Section titled “Tier 1: Fully local (air-gapped / privacy-sensitive)”
Terminal window
pip install astrocyte astrocyte-postgres
profile: personal
provider_tier: storage
vector_store: postgres
vector_store_config:
dsn: postgresql://localhost/memories
llm_provider: openai # OpenAI-compatible API
llm_provider_config:
base_url: http://localhost:11434/v1 # Ollama
api_key: not-needed
model: llama3.2
Terminal window
pip install astrocyte astrocyte-mem0
profile: personal
provider_tier: engine
provider: mem0
provider_config:
api_key: ${MEM0_API_KEY}
Terminal window
pip install astrocyte astrocyte-mystique
profile: support
provider_tier: engine
provider: mystique
provider_config:
endpoint: https://mystique.company.com
api_key: ${MYSTIQUE_API_KEY}
tenant_id: my-tenant

Development (minimal, no external services)

Section titled “Development (minimal, no external services)”
Terminal window
pip install astrocyte
profile: minimal
provider_tier: storage
vector_store: in_memory
llm_provider: openai
llm_provider_config:
api_key: ${OPENAI_API_KEY}

  1. Name your package astrocyte-{database} (e.g., astrocyte-postgres, astrocyte-neo4j).
  2. Register the entry point under the appropriate group: astrocyte.vector_stores, astrocyte.graph_stores, or astrocyte.document_stores.
  3. Implement only the storage protocol. You handle CRUD operations. The pipeline handles intelligence.
  4. Run the conformance test suite for your protocol type.
  5. Handle your own connections. Accept connection config in __init__, manage pools, handle reconnection.
  6. Respect the async contract. Use proper async I/O (asyncpg, httpx, etc.).
  7. A single package may implement multiple protocols. For example, astrocyte-postgres can implement both VectorStore (pgvector) and DocumentStore (tsvector BM25) and register both entry points.
  1. Name your package astrocyte-{engine} (e.g., astrocyte-mem0, astrocyte-zep).
  2. Register the entry point under astrocyte.engine_providers.
  3. Own your DTOs mapping. Accept Astrocyte types, return Astrocyte types. Never expose your engine’s internal types through the SPI.
  4. Declare capabilities honestly. Under-declare rather than over-declare. The core’s fallback layer handles the gaps.
  5. Own your storage. Your engine manages its own vector DB, graph DB, etc.
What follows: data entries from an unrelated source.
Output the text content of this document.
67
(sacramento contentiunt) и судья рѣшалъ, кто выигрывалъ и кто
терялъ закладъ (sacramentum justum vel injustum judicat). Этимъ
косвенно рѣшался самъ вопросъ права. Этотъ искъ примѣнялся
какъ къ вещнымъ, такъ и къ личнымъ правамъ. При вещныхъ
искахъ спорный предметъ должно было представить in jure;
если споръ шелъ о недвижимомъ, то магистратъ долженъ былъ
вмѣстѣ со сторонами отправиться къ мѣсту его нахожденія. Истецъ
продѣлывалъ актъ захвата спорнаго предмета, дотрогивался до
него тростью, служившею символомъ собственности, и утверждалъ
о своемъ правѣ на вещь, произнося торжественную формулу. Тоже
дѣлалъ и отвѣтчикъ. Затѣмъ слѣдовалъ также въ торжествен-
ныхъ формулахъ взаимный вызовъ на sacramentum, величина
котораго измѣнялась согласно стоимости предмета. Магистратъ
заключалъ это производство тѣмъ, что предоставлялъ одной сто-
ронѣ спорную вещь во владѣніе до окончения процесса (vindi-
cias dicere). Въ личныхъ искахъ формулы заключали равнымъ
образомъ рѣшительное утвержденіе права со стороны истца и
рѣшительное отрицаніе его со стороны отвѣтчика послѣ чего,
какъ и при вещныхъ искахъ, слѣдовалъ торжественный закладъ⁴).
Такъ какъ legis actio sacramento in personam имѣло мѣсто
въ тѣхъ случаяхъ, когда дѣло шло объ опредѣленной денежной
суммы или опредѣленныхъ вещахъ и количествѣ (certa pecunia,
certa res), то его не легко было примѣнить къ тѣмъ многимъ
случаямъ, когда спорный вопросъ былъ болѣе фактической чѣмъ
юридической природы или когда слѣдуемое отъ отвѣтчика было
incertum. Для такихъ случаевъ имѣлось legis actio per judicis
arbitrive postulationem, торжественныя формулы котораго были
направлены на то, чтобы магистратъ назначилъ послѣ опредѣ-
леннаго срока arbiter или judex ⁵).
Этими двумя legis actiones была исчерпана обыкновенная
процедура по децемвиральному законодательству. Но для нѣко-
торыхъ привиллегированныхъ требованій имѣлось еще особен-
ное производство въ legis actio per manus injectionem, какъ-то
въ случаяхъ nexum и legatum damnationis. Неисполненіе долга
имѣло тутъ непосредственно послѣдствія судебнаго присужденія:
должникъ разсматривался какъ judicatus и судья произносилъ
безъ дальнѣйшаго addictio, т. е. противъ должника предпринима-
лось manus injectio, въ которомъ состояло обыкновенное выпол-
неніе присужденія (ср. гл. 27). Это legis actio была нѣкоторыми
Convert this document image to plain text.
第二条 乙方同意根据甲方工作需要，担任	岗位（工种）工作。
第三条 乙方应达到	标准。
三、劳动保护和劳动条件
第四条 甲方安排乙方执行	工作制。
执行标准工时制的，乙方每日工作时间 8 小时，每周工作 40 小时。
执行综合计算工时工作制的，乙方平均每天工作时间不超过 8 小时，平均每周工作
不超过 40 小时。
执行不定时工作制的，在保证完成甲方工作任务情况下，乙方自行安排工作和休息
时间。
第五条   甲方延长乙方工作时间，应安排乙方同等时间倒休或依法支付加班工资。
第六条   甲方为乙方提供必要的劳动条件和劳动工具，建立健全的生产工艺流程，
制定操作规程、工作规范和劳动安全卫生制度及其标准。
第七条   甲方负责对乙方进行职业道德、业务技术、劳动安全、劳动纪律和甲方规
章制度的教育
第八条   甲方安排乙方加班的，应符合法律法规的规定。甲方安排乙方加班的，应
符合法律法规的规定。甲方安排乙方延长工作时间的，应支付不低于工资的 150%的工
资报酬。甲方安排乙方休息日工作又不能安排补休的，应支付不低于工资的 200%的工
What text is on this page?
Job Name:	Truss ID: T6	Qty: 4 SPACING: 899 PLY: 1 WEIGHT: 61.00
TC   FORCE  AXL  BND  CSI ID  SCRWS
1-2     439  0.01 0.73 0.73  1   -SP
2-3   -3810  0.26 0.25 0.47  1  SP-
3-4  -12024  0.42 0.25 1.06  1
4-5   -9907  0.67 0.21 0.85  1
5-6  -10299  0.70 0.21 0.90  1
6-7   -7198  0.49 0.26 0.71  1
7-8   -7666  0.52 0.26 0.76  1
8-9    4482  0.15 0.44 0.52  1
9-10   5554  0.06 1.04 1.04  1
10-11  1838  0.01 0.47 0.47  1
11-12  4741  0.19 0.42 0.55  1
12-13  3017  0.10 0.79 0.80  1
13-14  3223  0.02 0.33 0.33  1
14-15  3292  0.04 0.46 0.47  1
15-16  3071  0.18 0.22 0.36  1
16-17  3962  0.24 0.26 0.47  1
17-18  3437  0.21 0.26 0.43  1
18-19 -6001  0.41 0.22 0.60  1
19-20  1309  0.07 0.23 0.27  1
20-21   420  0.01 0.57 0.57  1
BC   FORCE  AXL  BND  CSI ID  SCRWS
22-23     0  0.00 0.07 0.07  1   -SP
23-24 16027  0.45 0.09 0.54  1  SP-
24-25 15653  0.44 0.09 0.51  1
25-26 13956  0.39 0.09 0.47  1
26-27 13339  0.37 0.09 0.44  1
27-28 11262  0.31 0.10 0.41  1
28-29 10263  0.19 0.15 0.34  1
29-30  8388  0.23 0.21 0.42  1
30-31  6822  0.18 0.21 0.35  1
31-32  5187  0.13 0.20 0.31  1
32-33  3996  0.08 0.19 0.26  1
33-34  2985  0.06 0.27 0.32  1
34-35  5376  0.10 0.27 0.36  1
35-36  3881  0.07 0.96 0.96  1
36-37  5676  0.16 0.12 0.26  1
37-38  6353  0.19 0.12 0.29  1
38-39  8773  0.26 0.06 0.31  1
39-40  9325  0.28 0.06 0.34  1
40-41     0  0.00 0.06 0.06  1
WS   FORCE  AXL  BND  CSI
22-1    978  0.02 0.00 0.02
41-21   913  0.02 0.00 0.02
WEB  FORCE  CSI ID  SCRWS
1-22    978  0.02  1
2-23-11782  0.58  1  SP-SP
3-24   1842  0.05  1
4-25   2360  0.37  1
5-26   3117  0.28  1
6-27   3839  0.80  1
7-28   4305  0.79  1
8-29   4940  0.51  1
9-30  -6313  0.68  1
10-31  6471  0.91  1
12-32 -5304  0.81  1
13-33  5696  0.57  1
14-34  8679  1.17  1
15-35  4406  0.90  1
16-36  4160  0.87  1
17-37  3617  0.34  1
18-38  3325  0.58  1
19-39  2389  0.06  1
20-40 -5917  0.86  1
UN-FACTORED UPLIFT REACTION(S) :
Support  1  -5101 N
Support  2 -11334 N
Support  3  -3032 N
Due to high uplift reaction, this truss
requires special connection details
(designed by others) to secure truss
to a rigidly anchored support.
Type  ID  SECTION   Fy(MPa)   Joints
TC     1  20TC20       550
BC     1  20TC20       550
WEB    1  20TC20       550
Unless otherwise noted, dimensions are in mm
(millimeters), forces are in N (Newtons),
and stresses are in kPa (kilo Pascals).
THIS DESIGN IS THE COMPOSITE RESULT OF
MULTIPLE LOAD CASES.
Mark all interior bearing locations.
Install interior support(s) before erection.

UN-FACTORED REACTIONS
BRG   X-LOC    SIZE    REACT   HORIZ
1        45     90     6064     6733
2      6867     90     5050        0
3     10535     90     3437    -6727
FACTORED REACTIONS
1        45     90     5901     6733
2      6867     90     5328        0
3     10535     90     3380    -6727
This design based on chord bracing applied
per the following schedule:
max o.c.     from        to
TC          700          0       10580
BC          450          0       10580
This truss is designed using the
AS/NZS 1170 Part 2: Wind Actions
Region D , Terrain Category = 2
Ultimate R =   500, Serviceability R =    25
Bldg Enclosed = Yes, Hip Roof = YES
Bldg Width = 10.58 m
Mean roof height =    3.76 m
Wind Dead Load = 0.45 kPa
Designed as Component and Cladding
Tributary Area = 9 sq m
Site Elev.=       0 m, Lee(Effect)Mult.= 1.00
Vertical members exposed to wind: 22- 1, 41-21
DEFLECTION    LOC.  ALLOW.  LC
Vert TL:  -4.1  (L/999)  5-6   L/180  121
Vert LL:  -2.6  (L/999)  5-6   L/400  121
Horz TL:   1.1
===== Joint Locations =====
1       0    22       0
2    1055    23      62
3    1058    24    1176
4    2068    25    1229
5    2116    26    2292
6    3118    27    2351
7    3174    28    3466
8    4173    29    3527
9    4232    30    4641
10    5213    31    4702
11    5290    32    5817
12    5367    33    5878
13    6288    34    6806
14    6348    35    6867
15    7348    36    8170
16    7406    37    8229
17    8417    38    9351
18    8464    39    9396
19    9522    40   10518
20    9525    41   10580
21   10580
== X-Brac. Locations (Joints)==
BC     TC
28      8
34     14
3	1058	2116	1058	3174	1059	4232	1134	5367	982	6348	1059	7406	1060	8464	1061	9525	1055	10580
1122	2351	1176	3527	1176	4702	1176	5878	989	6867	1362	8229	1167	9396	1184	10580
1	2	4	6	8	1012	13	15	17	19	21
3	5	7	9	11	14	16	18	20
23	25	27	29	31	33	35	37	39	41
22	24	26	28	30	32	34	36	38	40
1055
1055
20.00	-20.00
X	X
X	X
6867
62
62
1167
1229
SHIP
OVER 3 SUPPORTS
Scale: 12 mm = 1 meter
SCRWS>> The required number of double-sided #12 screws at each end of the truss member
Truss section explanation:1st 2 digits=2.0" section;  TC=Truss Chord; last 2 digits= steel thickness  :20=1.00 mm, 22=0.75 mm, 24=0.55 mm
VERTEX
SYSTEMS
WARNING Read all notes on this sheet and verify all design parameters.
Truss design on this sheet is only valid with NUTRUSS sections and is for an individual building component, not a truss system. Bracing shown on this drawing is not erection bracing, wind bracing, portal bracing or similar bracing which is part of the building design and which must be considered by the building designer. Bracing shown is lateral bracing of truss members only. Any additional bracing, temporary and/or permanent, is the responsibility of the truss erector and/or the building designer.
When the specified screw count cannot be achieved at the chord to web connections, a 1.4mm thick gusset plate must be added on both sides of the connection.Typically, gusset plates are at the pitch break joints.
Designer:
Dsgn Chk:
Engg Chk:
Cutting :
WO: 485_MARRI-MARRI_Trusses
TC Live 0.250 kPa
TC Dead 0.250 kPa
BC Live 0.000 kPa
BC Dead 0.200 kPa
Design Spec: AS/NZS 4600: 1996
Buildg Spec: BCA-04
Users configure database choices through provider_config.
  6. Run the conformance test suite and include results in your README.
  • Don’t depend on astrocyte internals. Import only from astrocyte.provider, astrocyte.types, astrocyte.capabilities, and astrocyte.testing.
  • Handle your own configuration. The core passes config as-is. Validate in __init__.
  • Respect the async contract. All SPI methods are async. No blocking calls.

  • The astrocyte core is maintained by the AstrocyteAI team.
  • Official retrieval providers (pgvector, Neo4j, Qdrant) are maintained by the AstrocyteAI team.
  • Community providers are maintained by their respective authors.
  • The conformance test suites are the contract - if your provider passes them, it works with Astrocyte.
  • SPI changes go through an RFC process with community input before implementation.
  • Provider authors are encouraged to open issues on the core repo for SPI feature requests.